SilIF: Silhouette-Augmented Isolation Forest for Unsupervised Transaction Fraud Detection
Pith reviewed 2026-06-30 16:57 UTC · model grok-4.3
The pith
SilIF adds a silhouette score from clustered path length vectors to Isolation Forest and raises AUC-PR by 0.008 on real fraud data.
A machine-rendered reading of the paper's core claim, the machinery that carries it, and where it could break.
Core claim
SilIF extracts a vector of per-tree path lengths for each transaction, clusters these fingerprints into structural groups, and computes a silhouette score measuring fit to the assigned group versus the nearest alternative. The silhouette signal is combined with the base Isolation Forest score via a hyperparameter alpha. On the IEEE-CIS Fraud Detection benchmark of approximately 590K transactions, alpha set to 1.0 yields an average AUC-PR gain of 0.0080 over plain Isolation Forest across five seeds, with SilIF ahead on every seed. The paper also reports no gain on a synthetic credit-card dataset and describes conditions that separate the two outcomes.
What carries the argument
silhouette score computed on clustered per-tree path length vectors, which supplies a structural-fit signal combined with the base isolation score
If this is right
- SilIF raises AUC-PR by 0.0080 on the IEEE-CIS benchmark and wins on all five seeds tested.
- The gain is statistically supported by a paired t-test p-value of 0.046.
- No improvement occurs on the synthetic Sparkov credit-card dataset.
- A single parameter alpha lets users control how much the silhouette signal contributes.
- The method stays as scalable and easy to deploy as standard Isolation Forest.
Where Pith is reading between the lines
- Real transaction data may contain more varied structural clusters than synthetic data, which is why the silhouette layer adds value only in the former case.
- Users can decide whether to apply SilIF by measuring its effect on a held-out portion of their own data.

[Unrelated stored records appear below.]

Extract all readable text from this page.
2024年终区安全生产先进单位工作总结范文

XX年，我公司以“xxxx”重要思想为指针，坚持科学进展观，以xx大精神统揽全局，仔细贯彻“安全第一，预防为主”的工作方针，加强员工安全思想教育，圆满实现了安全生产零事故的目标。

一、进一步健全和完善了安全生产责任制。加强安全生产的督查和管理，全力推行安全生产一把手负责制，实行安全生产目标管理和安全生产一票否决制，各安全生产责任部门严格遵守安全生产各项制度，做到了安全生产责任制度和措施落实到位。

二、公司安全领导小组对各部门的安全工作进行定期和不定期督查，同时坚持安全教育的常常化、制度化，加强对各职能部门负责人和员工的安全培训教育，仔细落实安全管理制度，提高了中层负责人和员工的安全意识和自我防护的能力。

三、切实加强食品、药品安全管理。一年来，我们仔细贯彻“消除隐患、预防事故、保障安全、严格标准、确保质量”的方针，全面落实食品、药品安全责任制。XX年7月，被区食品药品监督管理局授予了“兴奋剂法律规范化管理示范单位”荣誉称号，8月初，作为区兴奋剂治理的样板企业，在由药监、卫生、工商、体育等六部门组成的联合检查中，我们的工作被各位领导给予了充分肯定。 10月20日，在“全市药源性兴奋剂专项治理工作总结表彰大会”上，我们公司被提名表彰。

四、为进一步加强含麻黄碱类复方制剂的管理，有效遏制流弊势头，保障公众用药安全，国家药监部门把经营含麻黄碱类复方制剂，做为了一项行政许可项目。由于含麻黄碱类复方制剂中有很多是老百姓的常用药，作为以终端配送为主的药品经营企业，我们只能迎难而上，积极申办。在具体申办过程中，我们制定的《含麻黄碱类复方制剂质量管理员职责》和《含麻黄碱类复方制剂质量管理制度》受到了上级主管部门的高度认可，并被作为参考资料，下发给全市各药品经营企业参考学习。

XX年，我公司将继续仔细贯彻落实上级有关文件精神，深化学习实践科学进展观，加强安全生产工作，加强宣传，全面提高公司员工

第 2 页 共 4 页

- The same silhouette extraction from path-length vectors could be tested on other tree-based anomaly detectors.
Load-bearing premise
The per-tree path length vectors contain additional structural information that produces a silhouette signal meaningfully independent of the original isolation score.
What would settle it
If the silhouette scores correlate strongly with the base isolation scores or if the average AUC-PR gain disappears on several additional large real fraud datasets, the added layer would not be contributing independent value.
Figures
read the original abstract
Unsupervised anomaly detection is widely used in transaction fraud detection where labels are scarce. Isolation Forest (IF) is among the most popular classical methods due to its scalability and ease of deployment. We propose SilIF, an augmentation of Isolation Forest that adds a silhouette-based scoring layer computed in a representation space induced by the trees of the forest. For each point, we extract a vector of per-tree path lengths, cluster these "fingerprints" into structural groups, and compute a silhouette score that measures how well the point fits its assigned group versus the nearest alternative. The silhouette signal is combined with the base IF score via a single hyperparameter alpha. On the IEEE-CIS Fraud Detection benchmark (~590K transactions, 3.5% fraud), SilIF with alpha=1.0 improves over plain Isolation Forest by +0.0080 AUC-PR on average across five seeds, with SilIF winning on all five seeds (paired t-test p=0.046). We also report results on a synthetic credit-card dataset (Sparkov) where the silhouette augmentation does not improve over plain IF, and we characterize the conditions that distinguish the two outcomes. The paper presents SilIF as a tunable, easy-to-deploy enhancement to Isolation Forest with honest reporting of when it helps and when it does not. Code at https://github.com/venkat15vk/silif-anomaly-detection.
Editorial analysis
A structured set of objections, weighed in public.
Referee Report
Summary. The paper proposes SilIF, an augmentation to Isolation Forest that adds a silhouette-based scoring layer from clustering per-tree path length vectors. The silhouette signal is linearly combined with the base IF score using hyperparameter alpha. On the IEEE-CIS Fraud Detection benchmark, SilIF with alpha=1.0 achieves an average +0.0080 improvement in AUC-PR over plain IF across five seeds, winning on all seeds (paired t-test p=0.046). No improvement is observed on the Sparkov dataset.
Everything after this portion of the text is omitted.